These personal and historical meditations explore the human and natural history of the Near Southwest, a bio-region that embraces New Mexico, Texas, Oklahoma, and slices of Colorado, Kansas, Arkansas, and Louisiana. Centuries ago, the Navajos named this region the Horizontal Yellow, a landscape characterized by yellowed grass stretching in all four directions, rivers that drain from the Southern Rockies to the Gulf of Mexico, and human cultures peculiarly adapted to the regional biome. The Horizontal Yellow's piney woods, oak savannahs, blackland prairies, rolling desert plains, desert scrub basins, scarp mesas, table lands, pinon-juniper foothills, and diverse mountain ranges have succored and inspired American Indians, Hispanos, Anglos, and Frenchmen, including Dan E. Flores's own ancestors, who homesteaded in western Louisiana three hundred years ago and were mustangers on the Southern Plains. Moving between the present and past, the personal and historical, the author ruminates on myth, wilderness, wolves, horses, deserts, mountains, rivers, and human endeavor from Cabeza de Vaca to Georgia O'Keeffe in the Near Southwest.

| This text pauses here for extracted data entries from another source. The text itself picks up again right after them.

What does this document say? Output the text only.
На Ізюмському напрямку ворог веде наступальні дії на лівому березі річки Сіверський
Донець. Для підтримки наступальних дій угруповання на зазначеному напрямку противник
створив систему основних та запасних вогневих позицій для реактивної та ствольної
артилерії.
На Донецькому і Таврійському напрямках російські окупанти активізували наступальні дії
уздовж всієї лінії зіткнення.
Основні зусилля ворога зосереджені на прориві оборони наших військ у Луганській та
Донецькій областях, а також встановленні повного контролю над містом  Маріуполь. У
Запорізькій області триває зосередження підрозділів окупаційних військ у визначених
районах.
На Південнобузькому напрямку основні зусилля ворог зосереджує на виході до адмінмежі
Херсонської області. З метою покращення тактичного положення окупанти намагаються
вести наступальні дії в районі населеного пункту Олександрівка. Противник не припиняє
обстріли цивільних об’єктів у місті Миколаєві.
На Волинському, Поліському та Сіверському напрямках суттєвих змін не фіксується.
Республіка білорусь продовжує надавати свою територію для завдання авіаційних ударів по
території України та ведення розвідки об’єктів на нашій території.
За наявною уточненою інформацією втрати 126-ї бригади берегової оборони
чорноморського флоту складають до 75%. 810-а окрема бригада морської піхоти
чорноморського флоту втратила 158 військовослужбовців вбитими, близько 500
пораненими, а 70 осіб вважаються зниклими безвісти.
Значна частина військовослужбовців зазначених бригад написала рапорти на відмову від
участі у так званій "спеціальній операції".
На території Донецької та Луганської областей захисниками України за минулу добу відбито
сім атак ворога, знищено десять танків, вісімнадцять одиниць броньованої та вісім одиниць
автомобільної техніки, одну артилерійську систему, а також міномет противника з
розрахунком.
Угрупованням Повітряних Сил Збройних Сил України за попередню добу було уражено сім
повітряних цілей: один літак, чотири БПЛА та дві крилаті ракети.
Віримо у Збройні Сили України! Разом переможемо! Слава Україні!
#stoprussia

Dan Flores is the A. B. Hammond Professor of History at the University of Montana in Missoula.
"Dan Flores explores our complex relationship with the natural environment in a way that far surpasses the simple-minded rhapsody of most nature writers. This is a provocative book from an original mind."
– Stephen Harrigan
"Lively, vivid, and intensely personal, Horizontal Yellow fills a gap in American environmental historiography, which has largely bypassed the plains of Texas and New Mexico. Horizontal Yellow is one of the best and most evocative books in the burgeoning literature about place [...] it succeeds and raises questions as a first-rate contribution to the literature of place, and few know the region as well as Flores [...] "
– New Mexico Historical Review
"No one makes history come alive better than Dan Flores [...] Horizontal Yellow, both scholarly and readable, has a powerful component."
– ISLE, Journal of Environmental Literature
"[...] beautifully-written in creative lyrical language [...] His is a story-telling technique that is enjoyable and easy-to-read."